Peneliti dari University of Toronto menemukan bahwa ketajaman mental bisa menambah 40 menit produktivitas ekstra per hari. Studi yang diterbitkan di jurnal Science Advances pada 15 April 2026 melacak mahasiswa selama 12 minggu. Gap antara hari terbaik dan terburuk mencapai 80 menit kerja — setara 8% dari total 8 jam kerja harian.
Apa Itu Mental Sharpness?
Mental sharpness bukan sekadar "lagi semangat". Menurut Cendri Hutcherson, penulis utama studi dari University of Toronto Scarborough, ini adalah kondisi di mana otak bekerja lebih cepat dan keputusan lebih tepat.
"Beberapa hari semuanya terasa klik, dan di hari lain rasanya seperti berjalan di kabut," kata Hutcherson. "Yang ingin kami pahami adalah kenapa itu terjadi, dan seberapa besar dampaknya."
Pada hari dengan mental sharpness tinggi, orang menetapkan target lebih besar dan benar-benar menindaklanjutinya. Efek ini konsisten terlepas dari kepribadian atau tingkat grit.
4 Faktor yang Mempengaruhi Ketajaman Mental
1. Tidur — Ini faktor paling kuat. Tidur lebih banyak dari biasanya berkorelasi langsung dengan ketajaman berpikir lebih tinggi.
2. Waktu hari — Kinerja kognitif cenderung lebih baik di awal hari dan menurun seiring waktu.
3. Suasana hati — Mood depresif menurunkan sharpness secara signifikan.
4. Beban kerja — Kerja keras 1-2 hari bisa memberi dorongan sementara, tapi bekerja tanpa jeda dalam waktu lama justru menurunkan produktivitas.

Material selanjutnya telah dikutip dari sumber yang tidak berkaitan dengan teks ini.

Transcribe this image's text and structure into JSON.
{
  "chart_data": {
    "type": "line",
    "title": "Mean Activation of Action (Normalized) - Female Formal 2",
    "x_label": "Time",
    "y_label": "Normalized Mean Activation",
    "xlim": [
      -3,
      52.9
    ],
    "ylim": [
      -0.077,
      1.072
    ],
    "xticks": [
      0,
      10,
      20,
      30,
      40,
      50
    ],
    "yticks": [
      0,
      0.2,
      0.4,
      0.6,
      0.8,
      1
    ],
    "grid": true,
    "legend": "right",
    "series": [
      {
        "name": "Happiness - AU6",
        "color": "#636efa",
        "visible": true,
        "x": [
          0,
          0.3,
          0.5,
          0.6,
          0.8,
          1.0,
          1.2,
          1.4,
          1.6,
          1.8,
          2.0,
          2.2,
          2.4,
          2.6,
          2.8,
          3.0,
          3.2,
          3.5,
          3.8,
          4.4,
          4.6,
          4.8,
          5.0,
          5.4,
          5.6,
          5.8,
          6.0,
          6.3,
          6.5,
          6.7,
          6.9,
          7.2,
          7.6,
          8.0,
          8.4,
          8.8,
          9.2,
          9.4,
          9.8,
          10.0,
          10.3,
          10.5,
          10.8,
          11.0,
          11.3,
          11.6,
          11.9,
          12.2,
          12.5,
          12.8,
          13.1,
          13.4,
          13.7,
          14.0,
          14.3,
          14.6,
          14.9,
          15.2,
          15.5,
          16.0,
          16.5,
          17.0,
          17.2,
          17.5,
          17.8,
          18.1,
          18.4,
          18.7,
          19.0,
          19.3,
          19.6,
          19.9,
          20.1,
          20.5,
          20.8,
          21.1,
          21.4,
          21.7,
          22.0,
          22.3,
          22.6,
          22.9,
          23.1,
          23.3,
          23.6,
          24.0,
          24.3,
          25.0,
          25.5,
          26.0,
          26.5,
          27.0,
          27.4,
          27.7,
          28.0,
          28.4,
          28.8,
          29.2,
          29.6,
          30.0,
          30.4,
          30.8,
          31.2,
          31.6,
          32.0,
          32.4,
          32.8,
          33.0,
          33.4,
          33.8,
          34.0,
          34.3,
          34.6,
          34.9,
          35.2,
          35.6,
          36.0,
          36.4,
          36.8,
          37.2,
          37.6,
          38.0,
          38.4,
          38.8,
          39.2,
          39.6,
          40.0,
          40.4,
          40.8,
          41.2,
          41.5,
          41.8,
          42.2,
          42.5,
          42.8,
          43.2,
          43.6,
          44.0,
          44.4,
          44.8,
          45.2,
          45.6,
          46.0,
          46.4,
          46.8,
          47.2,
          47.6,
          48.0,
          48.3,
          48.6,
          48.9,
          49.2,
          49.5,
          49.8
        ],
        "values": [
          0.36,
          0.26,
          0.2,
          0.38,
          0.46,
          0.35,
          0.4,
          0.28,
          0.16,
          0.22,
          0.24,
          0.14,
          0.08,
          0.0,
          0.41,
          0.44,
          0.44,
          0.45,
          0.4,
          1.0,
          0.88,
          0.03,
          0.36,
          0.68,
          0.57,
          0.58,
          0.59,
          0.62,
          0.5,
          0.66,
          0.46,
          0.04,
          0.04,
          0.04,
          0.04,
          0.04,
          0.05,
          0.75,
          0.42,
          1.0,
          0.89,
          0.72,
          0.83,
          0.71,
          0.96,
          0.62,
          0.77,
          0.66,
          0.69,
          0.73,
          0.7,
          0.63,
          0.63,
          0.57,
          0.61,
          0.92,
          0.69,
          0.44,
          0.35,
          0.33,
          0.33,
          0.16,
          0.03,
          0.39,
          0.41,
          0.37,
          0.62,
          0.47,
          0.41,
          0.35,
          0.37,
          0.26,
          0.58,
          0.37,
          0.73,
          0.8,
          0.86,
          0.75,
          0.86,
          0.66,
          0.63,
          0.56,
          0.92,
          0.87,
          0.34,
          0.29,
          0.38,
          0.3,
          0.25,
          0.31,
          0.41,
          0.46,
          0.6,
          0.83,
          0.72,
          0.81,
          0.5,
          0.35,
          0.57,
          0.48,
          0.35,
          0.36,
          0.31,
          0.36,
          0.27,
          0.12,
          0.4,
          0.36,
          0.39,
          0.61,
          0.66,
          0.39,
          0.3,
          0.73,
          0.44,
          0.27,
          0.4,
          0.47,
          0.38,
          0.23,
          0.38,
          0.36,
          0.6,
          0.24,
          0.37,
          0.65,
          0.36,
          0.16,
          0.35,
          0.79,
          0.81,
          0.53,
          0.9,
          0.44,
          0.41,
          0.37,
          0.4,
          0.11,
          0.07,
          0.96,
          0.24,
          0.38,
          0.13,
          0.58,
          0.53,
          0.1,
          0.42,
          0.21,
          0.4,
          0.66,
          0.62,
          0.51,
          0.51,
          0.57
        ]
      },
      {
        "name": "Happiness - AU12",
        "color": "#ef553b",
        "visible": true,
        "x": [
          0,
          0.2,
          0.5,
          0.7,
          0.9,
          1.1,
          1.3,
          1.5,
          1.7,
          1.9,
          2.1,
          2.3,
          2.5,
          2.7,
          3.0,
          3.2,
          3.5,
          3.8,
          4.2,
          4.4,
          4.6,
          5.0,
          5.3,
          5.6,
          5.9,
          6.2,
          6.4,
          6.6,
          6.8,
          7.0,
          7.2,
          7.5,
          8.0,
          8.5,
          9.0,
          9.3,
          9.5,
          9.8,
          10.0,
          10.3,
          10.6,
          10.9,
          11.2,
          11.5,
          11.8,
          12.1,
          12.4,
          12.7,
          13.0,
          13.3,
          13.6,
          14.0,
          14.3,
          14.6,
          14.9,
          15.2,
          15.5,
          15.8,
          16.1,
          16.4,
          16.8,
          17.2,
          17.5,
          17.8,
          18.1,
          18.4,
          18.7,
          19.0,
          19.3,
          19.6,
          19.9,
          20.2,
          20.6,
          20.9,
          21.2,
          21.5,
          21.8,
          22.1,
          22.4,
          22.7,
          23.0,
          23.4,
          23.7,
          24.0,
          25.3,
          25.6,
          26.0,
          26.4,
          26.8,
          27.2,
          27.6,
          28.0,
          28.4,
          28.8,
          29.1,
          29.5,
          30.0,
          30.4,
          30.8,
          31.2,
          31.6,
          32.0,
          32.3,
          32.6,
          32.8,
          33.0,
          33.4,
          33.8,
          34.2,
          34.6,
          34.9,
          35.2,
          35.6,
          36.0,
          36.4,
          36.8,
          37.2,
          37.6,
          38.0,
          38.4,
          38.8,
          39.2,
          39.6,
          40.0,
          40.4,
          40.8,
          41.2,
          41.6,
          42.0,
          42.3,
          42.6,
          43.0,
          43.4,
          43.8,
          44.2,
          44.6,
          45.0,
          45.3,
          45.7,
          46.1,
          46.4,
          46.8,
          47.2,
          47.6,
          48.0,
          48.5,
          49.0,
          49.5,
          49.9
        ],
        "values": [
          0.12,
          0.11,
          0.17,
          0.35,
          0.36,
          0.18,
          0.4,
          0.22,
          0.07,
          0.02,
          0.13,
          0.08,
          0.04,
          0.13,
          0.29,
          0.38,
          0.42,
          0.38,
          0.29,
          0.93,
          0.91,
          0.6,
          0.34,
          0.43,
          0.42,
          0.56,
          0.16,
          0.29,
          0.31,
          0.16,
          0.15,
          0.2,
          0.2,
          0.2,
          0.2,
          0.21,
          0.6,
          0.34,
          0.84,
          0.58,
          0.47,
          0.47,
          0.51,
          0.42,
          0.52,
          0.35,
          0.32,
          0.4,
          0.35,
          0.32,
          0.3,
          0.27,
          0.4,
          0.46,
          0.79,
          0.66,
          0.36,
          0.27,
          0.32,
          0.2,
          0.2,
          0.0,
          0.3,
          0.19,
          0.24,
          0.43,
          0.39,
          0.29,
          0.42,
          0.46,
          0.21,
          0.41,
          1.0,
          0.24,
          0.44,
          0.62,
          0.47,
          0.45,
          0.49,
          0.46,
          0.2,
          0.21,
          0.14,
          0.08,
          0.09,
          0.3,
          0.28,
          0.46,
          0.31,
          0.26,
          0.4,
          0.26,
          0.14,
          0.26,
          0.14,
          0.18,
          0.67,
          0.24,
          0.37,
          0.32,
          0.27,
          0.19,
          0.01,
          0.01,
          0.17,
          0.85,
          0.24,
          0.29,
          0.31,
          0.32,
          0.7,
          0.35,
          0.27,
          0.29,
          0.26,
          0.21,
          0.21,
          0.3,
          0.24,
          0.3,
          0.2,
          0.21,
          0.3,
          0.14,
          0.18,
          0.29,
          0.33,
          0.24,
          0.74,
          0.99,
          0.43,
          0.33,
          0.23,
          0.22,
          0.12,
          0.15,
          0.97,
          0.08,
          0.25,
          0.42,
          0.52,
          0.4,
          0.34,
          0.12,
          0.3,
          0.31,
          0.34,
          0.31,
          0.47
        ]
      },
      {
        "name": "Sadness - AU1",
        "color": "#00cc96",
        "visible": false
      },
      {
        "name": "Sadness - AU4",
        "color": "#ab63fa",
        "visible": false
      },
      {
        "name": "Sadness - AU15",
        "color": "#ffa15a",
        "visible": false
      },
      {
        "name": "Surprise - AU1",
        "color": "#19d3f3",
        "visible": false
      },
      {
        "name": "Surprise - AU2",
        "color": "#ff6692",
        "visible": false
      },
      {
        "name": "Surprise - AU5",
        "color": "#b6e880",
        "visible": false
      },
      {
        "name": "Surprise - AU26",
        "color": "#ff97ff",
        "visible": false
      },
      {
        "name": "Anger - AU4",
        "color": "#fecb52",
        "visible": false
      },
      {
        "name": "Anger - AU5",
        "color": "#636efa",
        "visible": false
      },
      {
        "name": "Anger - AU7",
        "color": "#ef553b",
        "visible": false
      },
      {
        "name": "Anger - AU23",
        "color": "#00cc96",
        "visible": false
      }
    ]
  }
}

"Kamu bisa memaksakan diri selama satu atau dua hari dan baik-baik saja. Tapi kalau grind tanpa istirahat terlalu lama, kamu akan membayar harganya," jelas Hutcherson.
Yang Bisa Kamu Lakukan
Peneliti memberikan rekomendasi: prioritaskan tidur sebagai tuas terkuat, hindari burnout dengan istirahat terjadwal, kelola mood secara proaktif, dan bersabar pada hari loyo.
"Kadang memang bukan harimu, dan itu tidak apa-apa. Mungkin ini hari di mana kamu perlu memberi sedikit kelonggaran," kata Hutcherson.
Pertanyaan yang sering muncul
Apa yang dimaksud mental sharpness?
Mental sharpness adalah kondisi di mana otak bekerja dengan kejelasan, fokus, dan efisiensi tinggi — ketika semuanya 'terasa klik' dan kamu bisa menyelesaikan tugas lebih cepat.
Berapa produktivitas yang hilang di hari loyo?
Gap hingga 80 menit antara hari paling tajam dan paling loyo. Di hari loyo, kamu bisa kehilangan hingga 40 menit produktivitas.
Apa faktor utama yang mempengaruhi mental sharpness?
Tidur adalah faktor paling kuat, diikuti waktu hari (kinerja lebih baik di pagi hari), suasana hati, dan beban kerja. Menurut studi University of Toronto.